David Goldblatt affirmait que "les événements en eux-mêmes ne sont pas aussi intéressants que les conditions qui y conduisent" et, en ce sens, ce travail est un miroir reflétant l'appartenance à un territoire, un exercice de lecture des espaces et de ce qui y est nécessaire afin de chercher, de comprendre et de repositionner nos actions, nos sensations, nos relations et nos responsabilités envers la terre et, par conséquent, envers nous-mêmes.
Pietro Motisi
Didascalie de Roberto Boccaccino
Les textes sont le fléau des images. On a toujours cru le contraire, que les images volaient l'attention des mots. Mais le dommage le plus grave, en vérité, se produit à l'inverse, lorsque pour ne pas lire une image on se réfugie dans la légende.
Et le texte nous explique enfin que dans ces images il y a une inquiétude, il y a un mystère, il y a une colère : c'est le sens. Alors l'inquiétude disparaît, le mystère et la colère aussi.
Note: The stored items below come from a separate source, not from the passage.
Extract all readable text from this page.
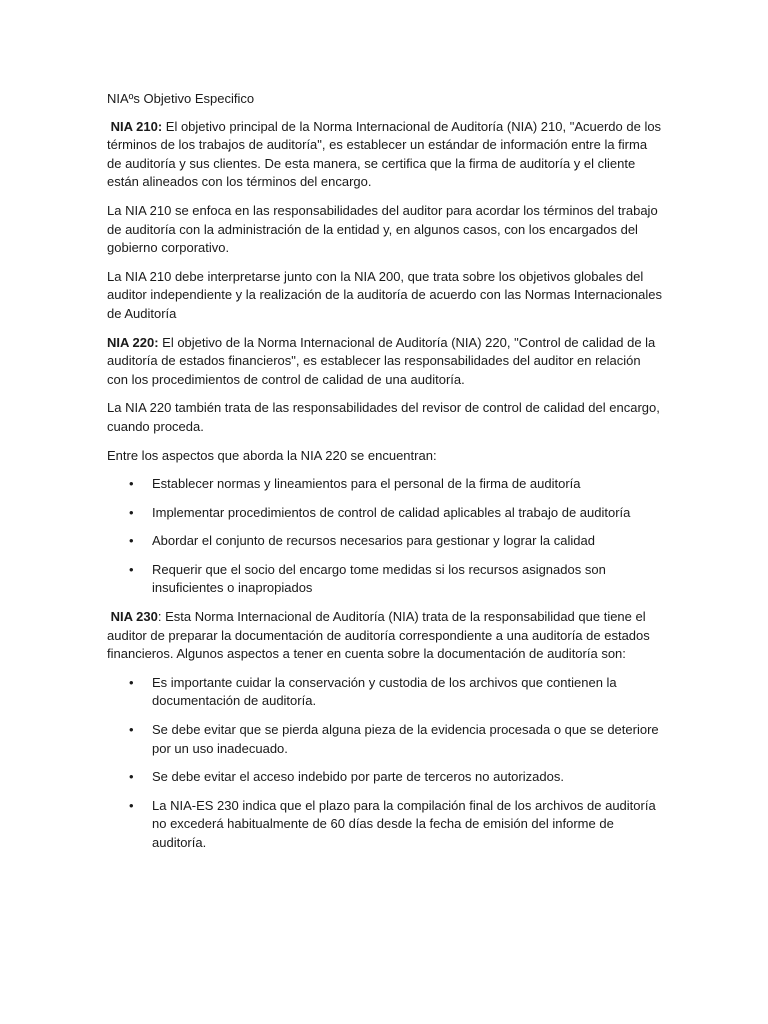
NIAºs Objetivo Especifico

NIA 210: El objetivo principal de la Norma Internacional de Auditoría (NIA) 210, "Acuerdo de los términos de los trabajos de auditoría", es establecer un estándar de información entre la firma de auditoría y sus clientes. De esta manera, se certifica que la firma de auditoría y el cliente están alineados con los términos del encargo.

La NIA 210 se enfoca en las responsabilidades del auditor para acordar los términos del trabajo de auditoría con la administración de la entidad y, en algunos casos, con los encargados del gobierno corporativo.

La NIA 210 debe interpretarse junto con la NIA 200, que trata sobre los objetivos globales del auditor independiente y la realización de la auditoría de acuerdo con las Normas Internacionales de Auditoría

NIA 220: El objetivo de la Norma Internacional de Auditoría (NIA) 220, "Control de calidad de la auditoría de estados financieros", es establecer las responsabilidades del auditor en relación con los procedimientos de control de calidad de una auditoría.

La NIA 220 también trata de las responsabilidades del revisor de control de calidad del encargo, cuando proceda.

Entre los aspectos que aborda la NIA 220 se encuentran:

• Establecer normas y lineamientos para el personal de la firma de auditoría
• Implementar procedimientos de control de calidad aplicables al trabajo de auditoría
• Abordar el conjunto de recursos necesarios para gestionar y lograr la calidad
• Requerir que el socio del encargo tome medidas si los recursos asignados son insuficientes o inapropiados

NIA 230: Esta Norma Internacional de Auditoría (NIA) trata de la responsabilidad que tiene el auditor de preparar la documentación de auditoría correspondiente a una auditoría de estados financieros. Algunos aspectos a tener en cuenta sobre la documentación de auditoría son:

• Es importante cuidar la conservación y custodia de los archivos que contienen la documentación de auditoría.
• Se debe evitar que se pierda alguna pieza de la evidencia procesada o que se deteriore por un uso inadecuado.
• Se debe evitar el acceso indebido por parte de terceros no autorizados.
• La NIA-ES 230 indica que el plazo para la compilación final de los archivos de auditoría no excederá habitualmente de 60 días desde la fecha de emisión del informe de auditoría.
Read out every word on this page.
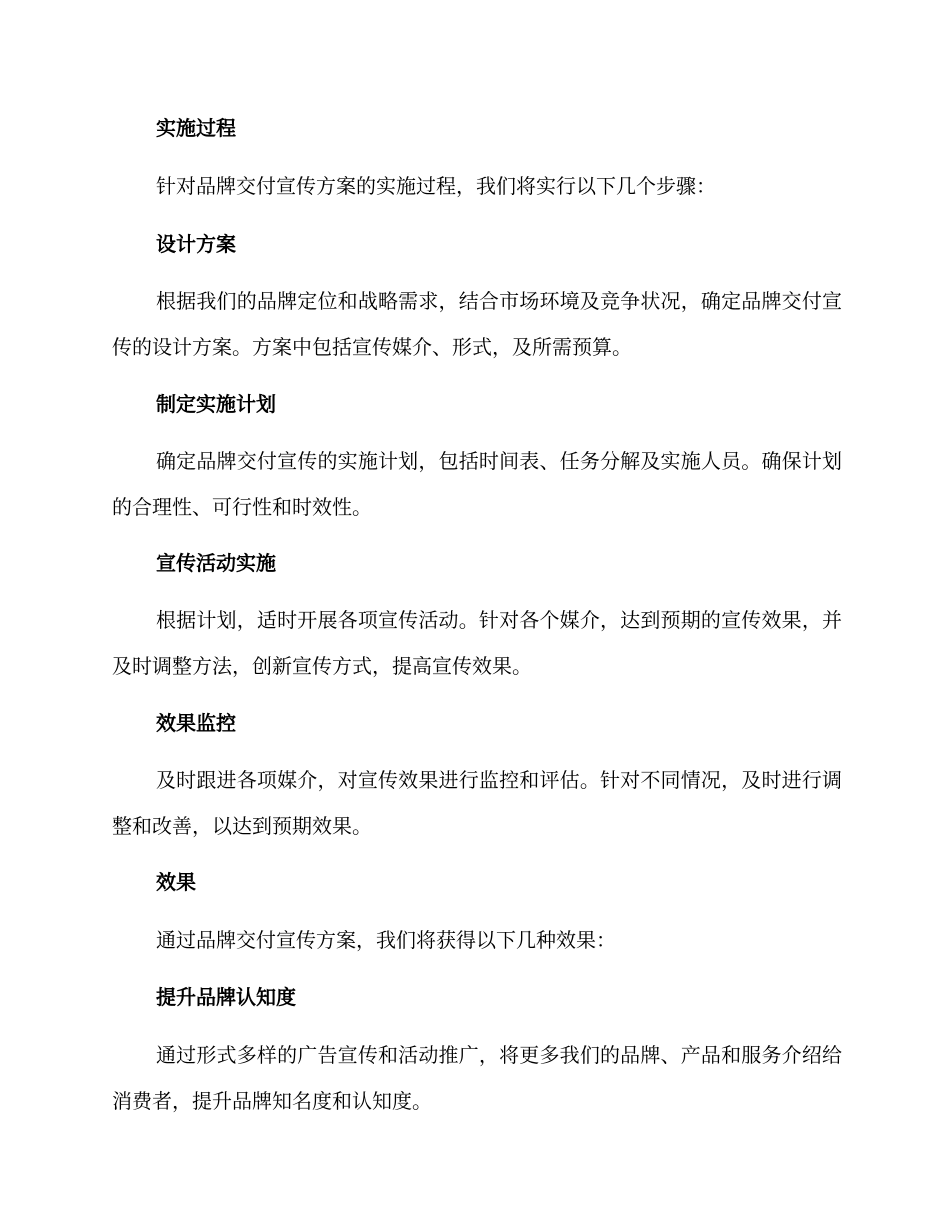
实施过程

针对品牌交付宣传方案的实施过程，我们将实行以下几个步骤：

设计方案

根据我们的品牌定位和战略需求，结合市场环境及竞争状况，确定品牌交付宣传的设计方案。方案中包括宣传媒介、形式，及所需预算。

制定实施计划

确定品牌交付宣传的实施计划，包括时间表、任务分解及实施人员。确保计划的合理性、可行性和时效性。

宣传活动实施

根据计划，适时开展各项宣传活动。针对各个媒介，达到预期的宣传效果，并及时调整方法，创新宣传方式，提高宣传效果。

效果监控

及时跟进各项媒介，对宣传效果进行监控和评估。针对不同情况，及时进行调整和改善，以达到预期效果。

效果

通过品牌交付宣传方案，我们将获得以下几种效果：

提升品牌认知度

通过形式多样的广告宣传和活动推广，将更多我们的品牌、产品和服务介绍给消费者，提升品牌知名度和认知度。
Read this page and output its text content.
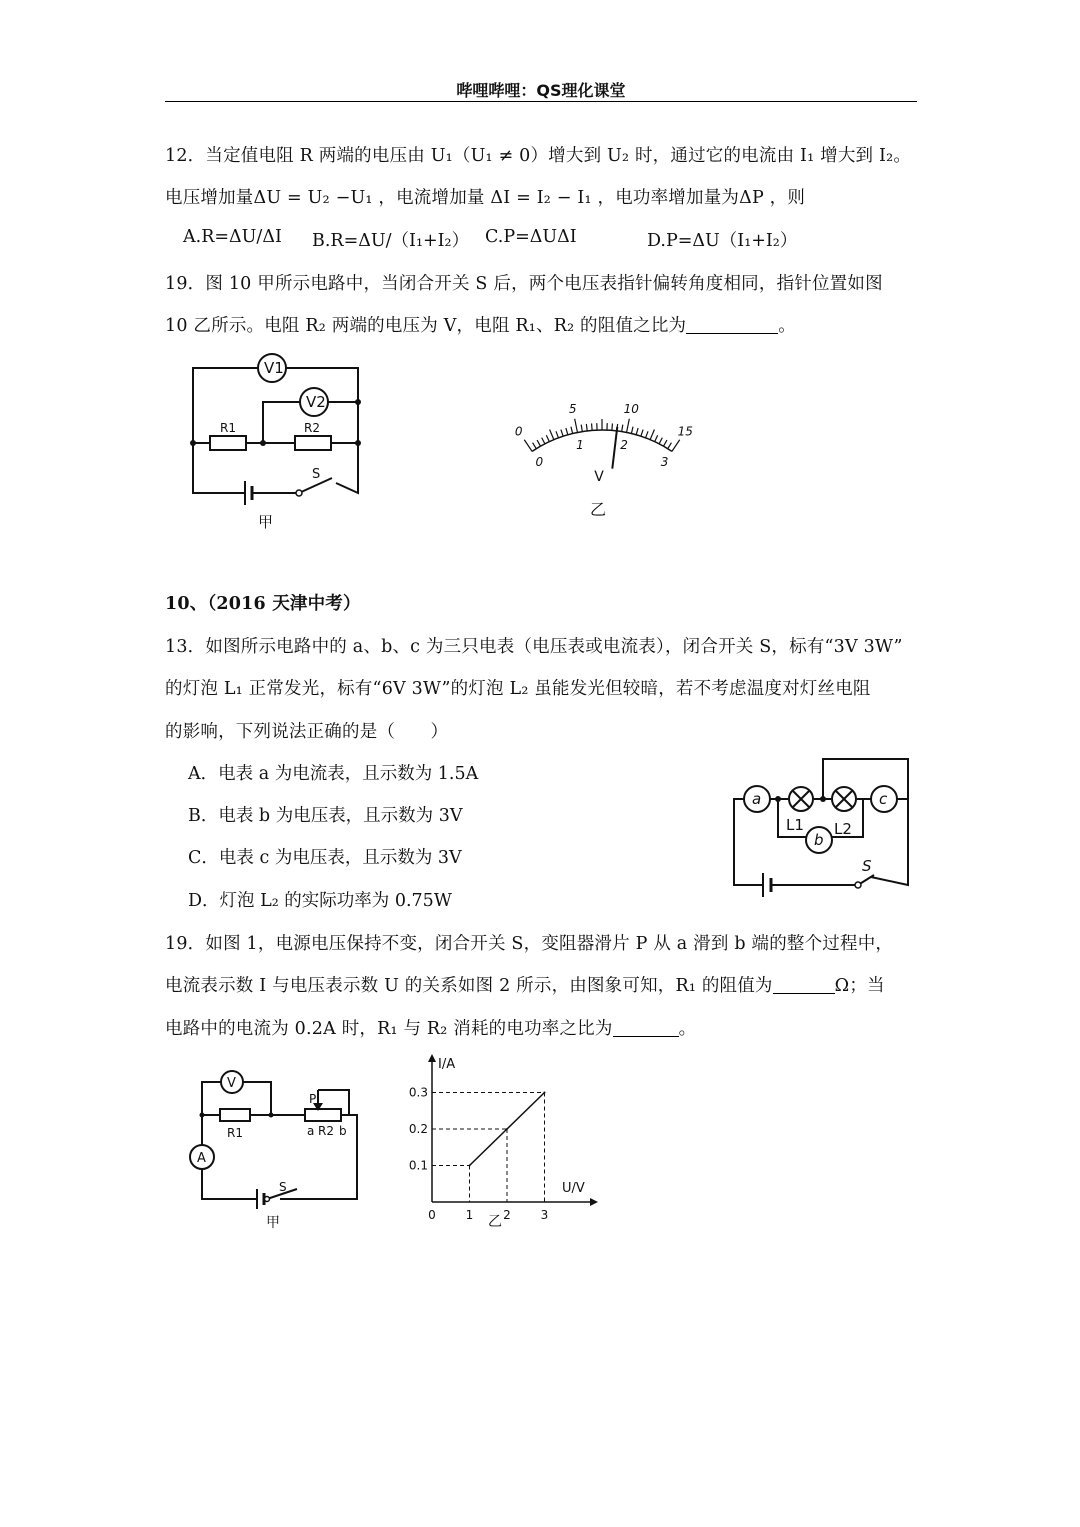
哔哩哔哩：QS理化课堂
12．当定值电阻 R 两端的电压由 U₁（U₁ ≠ 0）增大到 U₂ 时，通过它的电流由 I₁ 增大到 I₂。
电压增加量ΔU = U₂ −U₁ ，电流增加量 ΔI = I₂ − I₁ ，电功率增加量为ΔP ，则
A.R=ΔU/ΔI B.R=ΔU/（I₁+I₂） C.P=ΔUΔI	D.P=ΔU（I₁+I₂）
19．图 10 甲所示电路中，当闭合开关 S 后，两个电压表指针偏转角度相同，指针位置如图
10 乙所示。电阻 R₂ 两端的电压为 V，电阻 R₁、R₂ 的阻值之比为	。
V1
V2
R1	R2
S
甲
0
5	10
15
0
1	2
3
V
乙
10、（2016 天津中考）
13．如图所示电路中的 a、b、c 为三只电表（电压表或电流表），闭合开关 S，标有“3V 3W”
的灯泡 L₁ 正常发光，标有“6V 3W”的灯泡 L₂ 虽能发光但较暗，若不考虑温度对灯丝电阻
的影响，下列说法正确的是（　　）
A．电表 a 为电流表，且示数为 1.5A
B．电表 b 为电压表，且示数为 3V
C．电表 c 为电压表，且示数为 3V
D．灯泡 L₂ 的实际功率为 0.75W
a	c
b
L1 L2
S
19．如图 1，电源电压保持不变，闭合开关 S，变阻器滑片 P 从 a 滑到 b 端的整个过程中，
电流表示数 I 与电压表示数 U 的关系如图 2 所示，由图象可知，R₁ 的阻值为	Ω；当
电路中的电流为 0.2A 时，R₁ 与 R₂ 消耗的电功率之比为	。
V
A
R1
P
a R2 b
S
甲
I/A
U/V
0 1 2 3
0.1
0.2
0.3
乙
L'image devient alors une histoire, un récit, un contenu.
Pourtant, les photographies ne sont pas du contenu, elles n'ont pas à l'être. Les photographies sont des cadres. Les photographies vous mettent en relation, elles vous obligent à ne regarder qu'un morceau et à vous demander si vous reconnaissez ce morceau ou non, si vous savez quelle partie de vous se trouve dans ce paysage, si c'est l'estomac qui accepte tout cela, ou les tripes qui sont parties, si c'est la gorge, ou le visage, ou le sang.
Et que ressent-on quand on sait que l'on appartient à quelque chose que l'on ne peut pas reconnaître ? Qu'en pensez-vous ? Êtes-vous en paix ? Vous retrouvez-vous ? Cela ressemble-t-il à une histoire d'Europe de l'Est ? Cela ne vous concerne pas ? Qu'est-ce que cela fait d'être impliqué dans un paysage qui ne se résout jamais, dans un amour qui ne parvient jamais à être le sien ?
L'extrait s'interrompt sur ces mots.